The rides could be sold to Herschend Family Entertainment, the Georgia firm that owns the adjacent Adventure Aquarium, at "market value," a Jan. 14 letter from the state to the garden's management suggested.

Gee, thanks.

Not so long ago, the garden was hailed as a major addition to the waterfront. Built with $8.5 million in public and private money in 1999 on a vacant, city-owned tract, it was to complement the aquarium.

By all accounts, the relationship between the aquarium and the garden's nonprofit parent, Camden City Garden Club Inc., has been fractious.

A joint ticketing system ended early on, and a gate that was to allow patrons easy passage between the attractions was locked years ago.

At some point, ownership of the garden's roughly three acres was transferred to the state. The club, which has never had a lease or paid rent, was unaware of that until last year, executive director Mike Devlin insists.

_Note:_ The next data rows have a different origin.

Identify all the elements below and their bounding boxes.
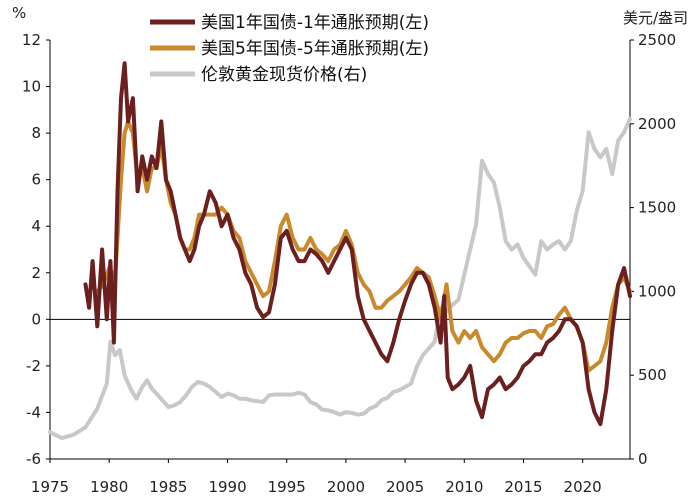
left-tick-label: 10 <box>22 78 41 96</box>
right-axis-unit-label: 美元/盎司 <box>623 9 688 27</box>
left-axis-unit-label: % <box>12 4 26 22</box>
left-tick-label: -2 <box>26 357 41 375</box>
right-tick-label: 500 <box>638 366 667 384</box>
series-line-3 <box>48 116 632 441</box>
right-tick-label: 1500 <box>638 199 676 217</box>
left-tick-label: -6 <box>26 450 41 468</box>
x-tick-label: 2000 <box>327 478 365 496</box>
right-tick-label: 1000 <box>638 282 676 300</box>
chart-series <box>48 61 632 441</box>
chart-legend: 美国1年国债-1年通胀预期(左) 美国5年国债-5年通胀预期(左) 伦敦黄金现货价格… <box>150 13 429 85</box>
right-tick-label: 2000 <box>638 115 676 133</box>
legend-label-3: 伦敦黄金现货价格(右) <box>201 65 367 85</box>
left-tick-label: 8 <box>31 124 41 142</box>
left-tick-label: -4 <box>26 403 41 421</box>
right-tick-label: 2500 <box>638 31 676 49</box>
left-tick-label: 12 <box>22 31 41 49</box>
x-tick-label: 1985 <box>149 478 187 496</box>
legend-label-1: 美国1年国债-1年通胀预期(左) <box>201 13 429 33</box>
x-tick-label: 1990 <box>208 478 246 496</box>
series-line-1 <box>83 61 632 427</box>
x-tick-label: 2020 <box>564 478 602 496</box>
left-tick-label: 0 <box>31 310 41 328</box>
left-tick-label: 2 <box>31 264 41 282</box>
x-tick-label: 2005 <box>386 478 424 496</box>
legend-label-2: 美国5年国债-5年通胀预期(左) <box>201 39 429 59</box>
x-tick-label: 1980 <box>90 478 128 496</box>
left-tick-label: 6 <box>31 171 41 189</box>
left-tick-label: 4 <box>31 217 41 235</box>
x-tick-label: 2010 <box>445 478 483 496</box>
chart-axes <box>46 39 634 463</box>
x-tick-label: 1995 <box>268 478 306 496</box>
chart-tick-labels: -6 -4 -2 0 2 4 6 8 10 12 0 500 1000 1500 2000 2500 1975 1… <box>12 4 688 496</box>
x-tick-label: 1975 <box>31 478 69 496</box>
right-tick-label: 0 <box>638 450 648 468</box>
x-tick-label: 2015 <box>504 478 542 496</box>
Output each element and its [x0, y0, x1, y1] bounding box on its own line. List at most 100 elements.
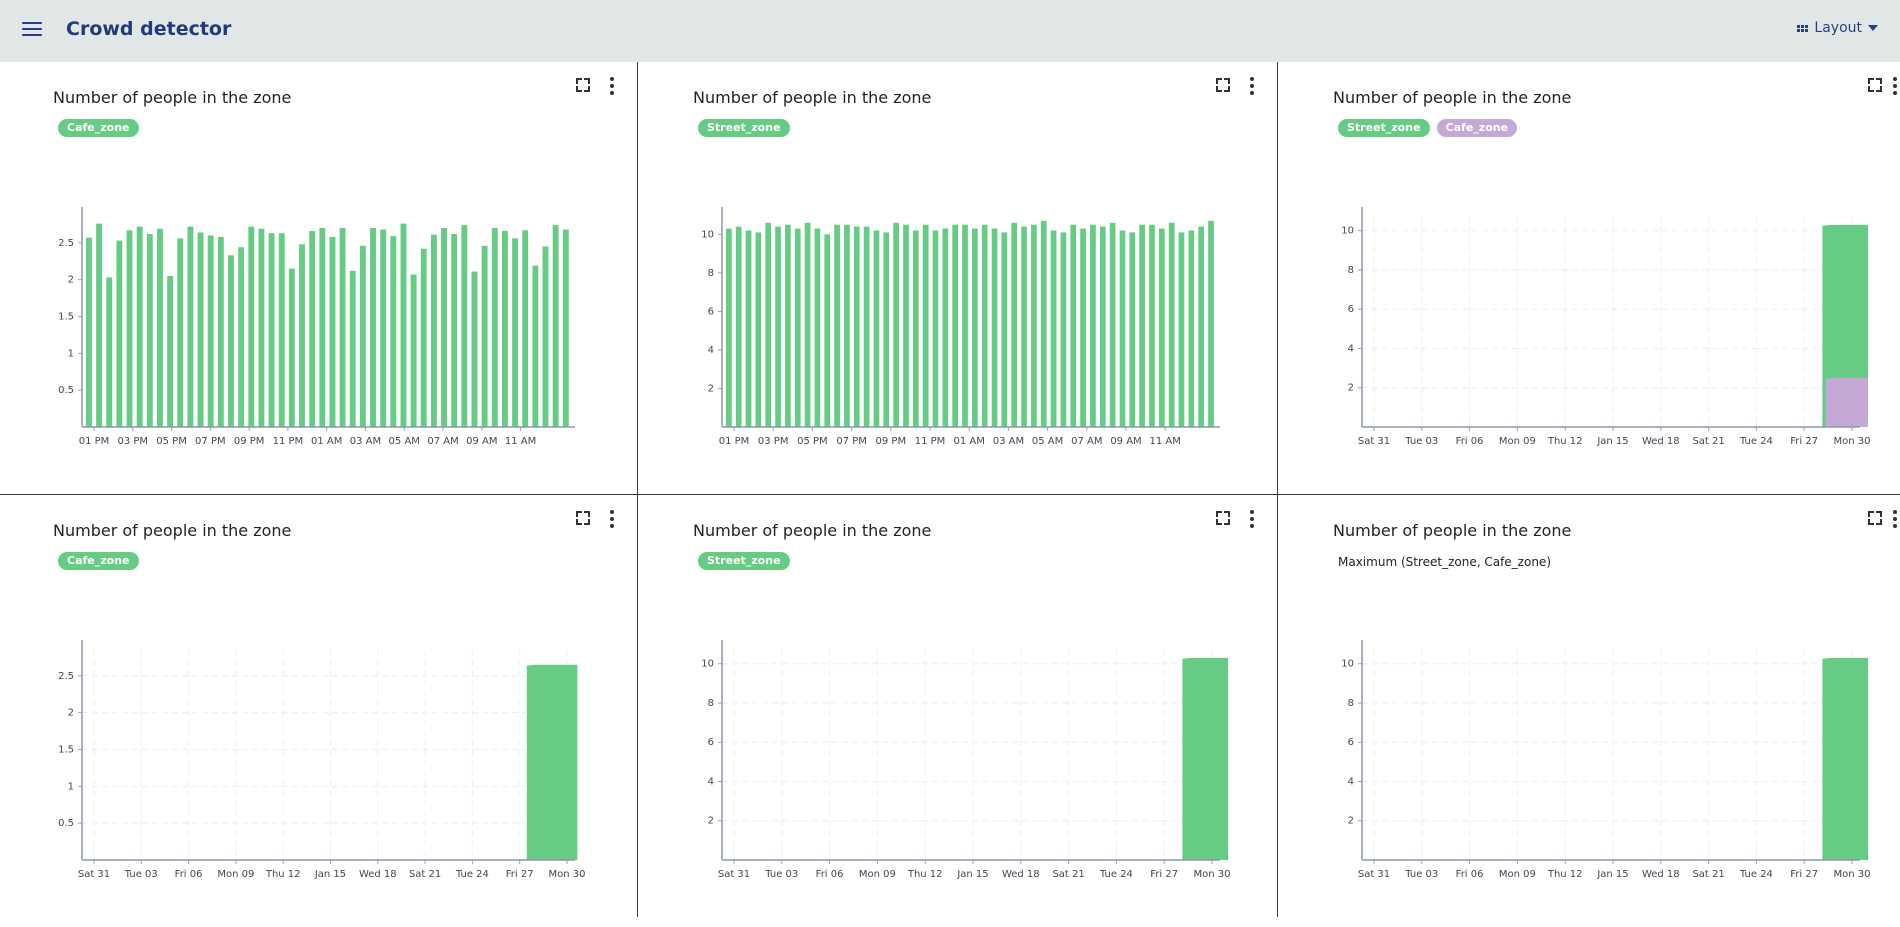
y-tick-label: 2 — [1348, 816, 1354, 827]
bar — [1090, 224, 1096, 427]
zone-tags: Street_zone — [698, 119, 790, 137]
bar — [1021, 226, 1027, 427]
bar — [248, 226, 255, 427]
chart-svg: 2 4 6 8 10 01 PM 03 PM 05 PM 07 PM 09 PM 11 PM 01 A… — [701, 207, 1220, 447]
bar — [106, 277, 113, 427]
panel-title: Number of people in the zone — [693, 521, 932, 540]
x-tick-label: Fri 27 — [506, 869, 534, 880]
x-tick-label: 03 AM — [350, 436, 381, 447]
caret-down-icon — [1868, 25, 1878, 31]
x-tick-label: Mon 30 — [1194, 869, 1231, 880]
bar — [863, 226, 870, 427]
y-tick-label: 10 — [1341, 659, 1354, 670]
x-tick-label: 07 AM — [427, 436, 458, 447]
bar — [370, 228, 376, 427]
more-options-icon[interactable] — [609, 510, 615, 528]
bar — [1178, 232, 1185, 427]
more-options-icon[interactable] — [1249, 510, 1255, 528]
x-tick-label: Tue 24 — [1739, 869, 1773, 880]
layout-dropdown[interactable]: Layout — [1797, 20, 1878, 36]
chart-svg: 0.5 1 1.5 2 2.5 Sat 31 Tue 03 Fri 06 Mon 09 Thu 1… — [58, 640, 586, 880]
more-options-icon[interactable] — [609, 77, 615, 95]
x-tick-label: Fri 27 — [1150, 869, 1178, 880]
x-tick-label: Thu 12 — [1547, 869, 1583, 880]
fullscreen-icon[interactable] — [576, 78, 590, 92]
zone-tag[interactable]: Street_zone — [698, 552, 790, 570]
y-tick-label: 2 — [1348, 383, 1354, 394]
y-tick-label: 0.5 — [58, 385, 74, 396]
x-tick-label: 11 AM — [505, 436, 536, 447]
more-options-icon[interactable] — [1892, 510, 1898, 528]
fullscreen-icon[interactable] — [576, 511, 590, 525]
bar — [329, 236, 336, 427]
fullscreen-icon[interactable] — [1868, 78, 1882, 92]
zone-tag[interactable]: Street_zone — [698, 119, 790, 137]
x-tick-label: Tue 24 — [1739, 436, 1773, 447]
y-tick-label: 2 — [68, 275, 74, 286]
x-tick-label: Wed 18 — [1642, 436, 1680, 447]
bar — [126, 230, 133, 427]
x-tick-label: Mon 09 — [1499, 869, 1536, 880]
panel-divider — [0, 494, 1900, 495]
x-tick-label: 07 PM — [195, 436, 226, 447]
x-tick-label: 05 AM — [1032, 436, 1063, 447]
bar — [785, 224, 791, 427]
bar — [844, 224, 850, 427]
more-options-icon[interactable] — [1249, 77, 1255, 95]
y-tick-label: 4 — [1348, 343, 1354, 354]
chart-panel: Number of people in the zone Maximum (Str… — [1280, 495, 1900, 927]
panel-title: Number of people in the zone — [1333, 88, 1572, 107]
chart-svg: 2 4 6 8 10 Sat 31 Tue 03 Fri 06 Mon 09 Thu 12 Jan … — [701, 640, 1231, 880]
y-tick-label: 10 — [1341, 226, 1354, 237]
bar — [1139, 224, 1145, 427]
bar — [1031, 224, 1037, 427]
x-tick-label: Fri 06 — [175, 869, 203, 880]
zone-tag[interactable]: Cafe_zone — [58, 119, 139, 137]
bar — [430, 234, 437, 427]
chart-svg: 0.5 1 1.5 2 2.5 01 PM 03 PM 05 PM 07 PM 09 PM 11 P… — [58, 207, 575, 447]
bar — [116, 240, 123, 427]
zone-tag[interactable]: Cafe_zone — [58, 552, 139, 570]
x-tick-label: 11 AM — [1150, 436, 1181, 447]
bar — [893, 222, 899, 427]
panel-title: Number of people in the zone — [53, 88, 292, 107]
grid-icon — [1797, 24, 1809, 32]
area-series — [1822, 657, 1868, 860]
y-tick-label: 10 — [701, 229, 714, 240]
y-tick-label: 2.5 — [58, 671, 74, 682]
zone-tag[interactable]: Cafe_zone — [1436, 119, 1518, 137]
zone-tag[interactable]: Street_zone — [1338, 119, 1430, 137]
y-tick-label: 1 — [68, 348, 74, 359]
bar — [461, 225, 468, 427]
bar — [441, 228, 447, 427]
fullscreen-icon[interactable] — [1868, 511, 1882, 525]
y-tick-label: 2 — [708, 383, 714, 394]
hamburger-menu-icon[interactable] — [22, 20, 44, 38]
x-tick-label: 03 PM — [117, 436, 148, 447]
chart-panel: Number of people in the zone Street_zone … — [640, 495, 1279, 927]
x-tick-label: 01 PM — [79, 436, 110, 447]
x-tick-label: 07 AM — [1071, 436, 1102, 447]
fullscreen-icon[interactable] — [1216, 511, 1230, 525]
bar — [390, 236, 397, 427]
bar — [359, 245, 366, 427]
bar — [491, 228, 498, 427]
more-options-icon[interactable] — [1892, 77, 1898, 95]
bar — [512, 238, 519, 427]
bar — [349, 270, 356, 427]
area-series — [526, 664, 578, 860]
x-tick-label: Thu 12 — [1547, 436, 1583, 447]
bar — [735, 226, 742, 427]
fullscreen-icon[interactable] — [1216, 78, 1230, 92]
panel-divider — [637, 62, 638, 917]
y-tick-label: 8 — [1348, 265, 1354, 276]
zone-tags: Cafe_zone — [58, 552, 139, 570]
x-tick-label: Tue 03 — [764, 869, 798, 880]
bar — [804, 222, 811, 427]
bar — [912, 230, 919, 427]
bar — [339, 228, 346, 427]
bar — [471, 271, 478, 427]
bar — [380, 229, 387, 427]
y-tick-label: 1.5 — [58, 311, 74, 322]
bar — [562, 229, 569, 427]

The prospect of eviction "is very upsetting, and it's very distracting," he adds. "We're getting a lot of support from the city and the community, but I'm not sure if we'll be able to stay. I am sure we are on the right side and have the right argument."

Though the club could lease office space and a greenhouse there, Devlin says the loss of the garden would cripple the programs.

Anthony Perno, a waterfront-development official, says the club could continue to do what it does best - distance-learning and citywide community gardening programs, for example - and free the site for "new opportunities."

Herschend has proposed building attractions on the property, Quinn told my colleague Claudia Vargas last week.

Perno is chief executive officer of the Cooper's Ferry Development Association. The garden club "has done so much for this community," he says.

I witnessed that first-hand when I worked at the garden for five months. I came away with enormous respect for the hard work of Devlin, his wife, Valerie Frick, and countless others who made the place tick.

I'm deeply skeptical of the supposed rationale for tearing down the place. It's not like there aren't other economic-development sites. Parking lots and vacant tracts are everywhere on the waterfront.

It's also worth remembering that one of the state's previous waterfront brainstorms gave the city a sprawling prison on the Delaware.

That North Camden facility was demolished in 2009 with an eye toward attracting economic development. Three years later, the site remains empty.